Since the equation above is a notational mess, here's my attempt to interpret it: $$\bigg(\frac{\partial T^i}{\partial x^j}\bigg)_p=\partial_j(T^i\circ x^{-1})(x(p))=\lim_{h\to 0}\frac{(T^i\circ x^{-1})(x(p)+[0,\ldots,h,\ldots,0])-(T^i\circ x^{-1})(x(p))}{h}$$ where $[0,\ldots,h,\ldots,0]\in\mathbb{R}^n$ has $h$ as its $j$-th coordinate.
Is my above interpretation correct? If so, what's the issue with defining the derivative of a vector field component in this way?
What you've defined is exactly how one would normally define the partial derivative of a tensor component $\partial_j T^i$, which, given a coordinate system, is perfectly well defined (locally). The problem is that we cannot easily interpret $\partial_j T^i$ as the components of a coordinate independent object.
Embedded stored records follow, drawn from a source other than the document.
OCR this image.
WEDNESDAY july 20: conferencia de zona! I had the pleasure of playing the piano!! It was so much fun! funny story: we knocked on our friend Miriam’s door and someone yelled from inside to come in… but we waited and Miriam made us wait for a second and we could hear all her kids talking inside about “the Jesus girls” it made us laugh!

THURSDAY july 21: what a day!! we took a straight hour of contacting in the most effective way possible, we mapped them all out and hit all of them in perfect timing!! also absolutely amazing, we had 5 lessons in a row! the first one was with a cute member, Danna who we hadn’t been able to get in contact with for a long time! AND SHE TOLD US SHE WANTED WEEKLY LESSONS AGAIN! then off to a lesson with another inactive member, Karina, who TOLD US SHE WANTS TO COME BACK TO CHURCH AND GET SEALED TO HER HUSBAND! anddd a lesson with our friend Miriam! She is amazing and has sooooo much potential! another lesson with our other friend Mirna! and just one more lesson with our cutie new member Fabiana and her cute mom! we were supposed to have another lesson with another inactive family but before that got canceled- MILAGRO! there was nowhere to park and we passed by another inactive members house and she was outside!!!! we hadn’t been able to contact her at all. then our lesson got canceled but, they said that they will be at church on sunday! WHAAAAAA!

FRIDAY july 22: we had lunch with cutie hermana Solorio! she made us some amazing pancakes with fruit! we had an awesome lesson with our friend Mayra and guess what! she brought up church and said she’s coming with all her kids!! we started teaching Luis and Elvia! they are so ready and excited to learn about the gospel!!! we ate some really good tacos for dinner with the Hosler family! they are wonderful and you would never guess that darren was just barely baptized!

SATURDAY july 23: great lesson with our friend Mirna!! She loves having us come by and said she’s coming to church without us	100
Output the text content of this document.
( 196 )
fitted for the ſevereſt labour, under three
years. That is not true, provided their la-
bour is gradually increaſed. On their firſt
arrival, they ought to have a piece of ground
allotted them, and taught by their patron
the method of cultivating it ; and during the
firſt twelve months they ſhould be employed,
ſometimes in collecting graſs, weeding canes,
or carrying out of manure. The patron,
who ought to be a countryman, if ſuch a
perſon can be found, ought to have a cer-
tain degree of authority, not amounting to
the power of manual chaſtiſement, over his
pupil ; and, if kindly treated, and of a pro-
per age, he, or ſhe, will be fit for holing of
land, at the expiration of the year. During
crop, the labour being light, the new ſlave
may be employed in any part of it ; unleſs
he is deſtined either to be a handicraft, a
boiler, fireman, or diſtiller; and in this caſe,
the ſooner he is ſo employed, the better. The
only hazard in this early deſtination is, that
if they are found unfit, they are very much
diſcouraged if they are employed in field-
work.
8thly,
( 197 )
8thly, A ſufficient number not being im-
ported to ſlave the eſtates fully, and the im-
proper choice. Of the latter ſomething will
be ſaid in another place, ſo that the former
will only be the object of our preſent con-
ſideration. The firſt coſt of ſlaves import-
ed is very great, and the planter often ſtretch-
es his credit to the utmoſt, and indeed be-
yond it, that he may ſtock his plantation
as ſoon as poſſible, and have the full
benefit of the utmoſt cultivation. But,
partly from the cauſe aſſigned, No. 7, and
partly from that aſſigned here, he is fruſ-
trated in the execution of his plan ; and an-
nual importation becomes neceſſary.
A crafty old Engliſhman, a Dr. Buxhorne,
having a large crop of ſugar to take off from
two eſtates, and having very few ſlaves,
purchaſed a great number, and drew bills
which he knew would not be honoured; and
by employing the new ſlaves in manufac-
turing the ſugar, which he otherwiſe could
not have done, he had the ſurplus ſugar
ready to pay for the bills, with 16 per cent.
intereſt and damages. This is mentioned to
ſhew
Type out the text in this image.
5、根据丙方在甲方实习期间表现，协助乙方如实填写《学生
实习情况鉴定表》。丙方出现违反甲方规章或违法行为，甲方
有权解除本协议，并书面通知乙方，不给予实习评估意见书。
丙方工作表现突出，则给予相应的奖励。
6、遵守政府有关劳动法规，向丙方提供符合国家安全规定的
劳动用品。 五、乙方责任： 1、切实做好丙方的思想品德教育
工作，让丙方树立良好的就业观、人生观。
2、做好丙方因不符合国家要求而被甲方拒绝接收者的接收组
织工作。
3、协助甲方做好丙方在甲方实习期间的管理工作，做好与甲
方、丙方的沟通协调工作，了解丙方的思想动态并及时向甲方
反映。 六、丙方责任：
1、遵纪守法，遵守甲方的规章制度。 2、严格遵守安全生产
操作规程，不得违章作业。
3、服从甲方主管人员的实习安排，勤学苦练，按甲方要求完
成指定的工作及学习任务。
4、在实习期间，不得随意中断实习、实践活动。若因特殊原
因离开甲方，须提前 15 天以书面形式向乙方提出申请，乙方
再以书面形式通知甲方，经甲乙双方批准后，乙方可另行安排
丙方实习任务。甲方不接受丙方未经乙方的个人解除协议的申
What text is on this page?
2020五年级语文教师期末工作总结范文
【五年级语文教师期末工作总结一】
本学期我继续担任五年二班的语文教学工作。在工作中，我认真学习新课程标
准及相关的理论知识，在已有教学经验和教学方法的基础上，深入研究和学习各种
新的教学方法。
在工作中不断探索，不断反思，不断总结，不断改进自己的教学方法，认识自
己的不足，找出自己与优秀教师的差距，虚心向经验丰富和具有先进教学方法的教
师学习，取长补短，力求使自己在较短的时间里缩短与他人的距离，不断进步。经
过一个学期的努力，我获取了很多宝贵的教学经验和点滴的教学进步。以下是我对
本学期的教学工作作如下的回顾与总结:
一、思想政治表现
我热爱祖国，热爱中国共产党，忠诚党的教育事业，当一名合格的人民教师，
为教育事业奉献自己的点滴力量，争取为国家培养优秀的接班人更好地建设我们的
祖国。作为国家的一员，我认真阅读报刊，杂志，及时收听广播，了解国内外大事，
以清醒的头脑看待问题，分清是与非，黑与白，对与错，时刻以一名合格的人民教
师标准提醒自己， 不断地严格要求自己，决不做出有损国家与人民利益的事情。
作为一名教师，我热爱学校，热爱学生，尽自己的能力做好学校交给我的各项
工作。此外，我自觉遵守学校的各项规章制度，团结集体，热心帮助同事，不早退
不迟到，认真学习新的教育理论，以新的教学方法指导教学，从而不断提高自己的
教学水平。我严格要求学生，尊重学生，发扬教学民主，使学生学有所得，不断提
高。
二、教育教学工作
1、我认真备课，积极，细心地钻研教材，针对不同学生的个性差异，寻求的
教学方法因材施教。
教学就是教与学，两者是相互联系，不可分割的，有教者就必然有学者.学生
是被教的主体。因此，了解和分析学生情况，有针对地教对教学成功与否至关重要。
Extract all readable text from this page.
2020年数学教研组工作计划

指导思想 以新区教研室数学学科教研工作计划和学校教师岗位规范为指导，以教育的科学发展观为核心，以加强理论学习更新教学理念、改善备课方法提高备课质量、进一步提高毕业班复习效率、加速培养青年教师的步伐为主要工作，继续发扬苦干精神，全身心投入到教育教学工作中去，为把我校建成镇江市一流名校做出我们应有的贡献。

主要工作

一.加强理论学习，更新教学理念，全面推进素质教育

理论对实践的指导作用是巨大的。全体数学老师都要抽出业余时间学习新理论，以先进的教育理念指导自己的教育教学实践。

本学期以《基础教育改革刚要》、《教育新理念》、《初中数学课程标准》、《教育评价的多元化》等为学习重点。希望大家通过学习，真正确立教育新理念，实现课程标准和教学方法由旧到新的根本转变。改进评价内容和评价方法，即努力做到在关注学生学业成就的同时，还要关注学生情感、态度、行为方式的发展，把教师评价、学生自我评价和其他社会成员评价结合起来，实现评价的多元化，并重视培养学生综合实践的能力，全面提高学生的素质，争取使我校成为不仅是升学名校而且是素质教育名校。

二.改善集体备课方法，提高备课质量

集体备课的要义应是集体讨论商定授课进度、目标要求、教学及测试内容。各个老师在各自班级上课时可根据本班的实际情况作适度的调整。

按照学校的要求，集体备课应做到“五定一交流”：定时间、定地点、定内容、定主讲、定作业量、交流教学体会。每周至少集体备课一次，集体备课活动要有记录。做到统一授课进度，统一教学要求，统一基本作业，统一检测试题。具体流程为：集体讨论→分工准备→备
There's a bit of a pedagogical divide in how this subject is approached in math and in physics. In physics, it's common to define everything in coordinates and define (coordnate independent) tensors as collections of component functions which transform appropriately under change of coordinates. In this view, $\partial_j T^i$ is not a tensor because it does not transform properly. When Luscombe writes that an obeject is "not a vector" they mean that if cannot be interpreted as the components of a tangent vector defined independently of coordinates.
In mathematics, it's more common to define things in a coordinate independent way first, and only afterword write out the coordinate representation.
As an example, take the differential of a smooth function $f\in C^\infty M$. It can be defined as a covector field whose action on tangent vectors is given by $df(v):=v(f)$, which is manifestly coordinate independent. In coordinates, we would have $$ df=\partial_i f\ dx^i $$ The left side can only be defined locally, and only with respect to a chosen coordinate system, but because it behaves like a covector under change of coordinates, we could define $df:=\partial_i f\ dx^i$ and still interpret it as a coordinate independent covector.
Problems arise when we try to write a coodrinate independent derivative of tensor fields, though. The coordinate free equivalent of the (nonsense) equation given above would be something like $$ \partial_v T(p):=\lim_{h\to 0}\frac{T(\gamma(h))-T(p)}{h},\ \ \ \ \ \text{$\gamma$ is a path satisfying $\gamma(0)=p$, $\dot{\gamma}(0)=v$} $$ This definition is still nonsense, since it doesn't make sense subtract tensors above different points, and because we want to define things in a coordinate independent way, there's no way to proceed.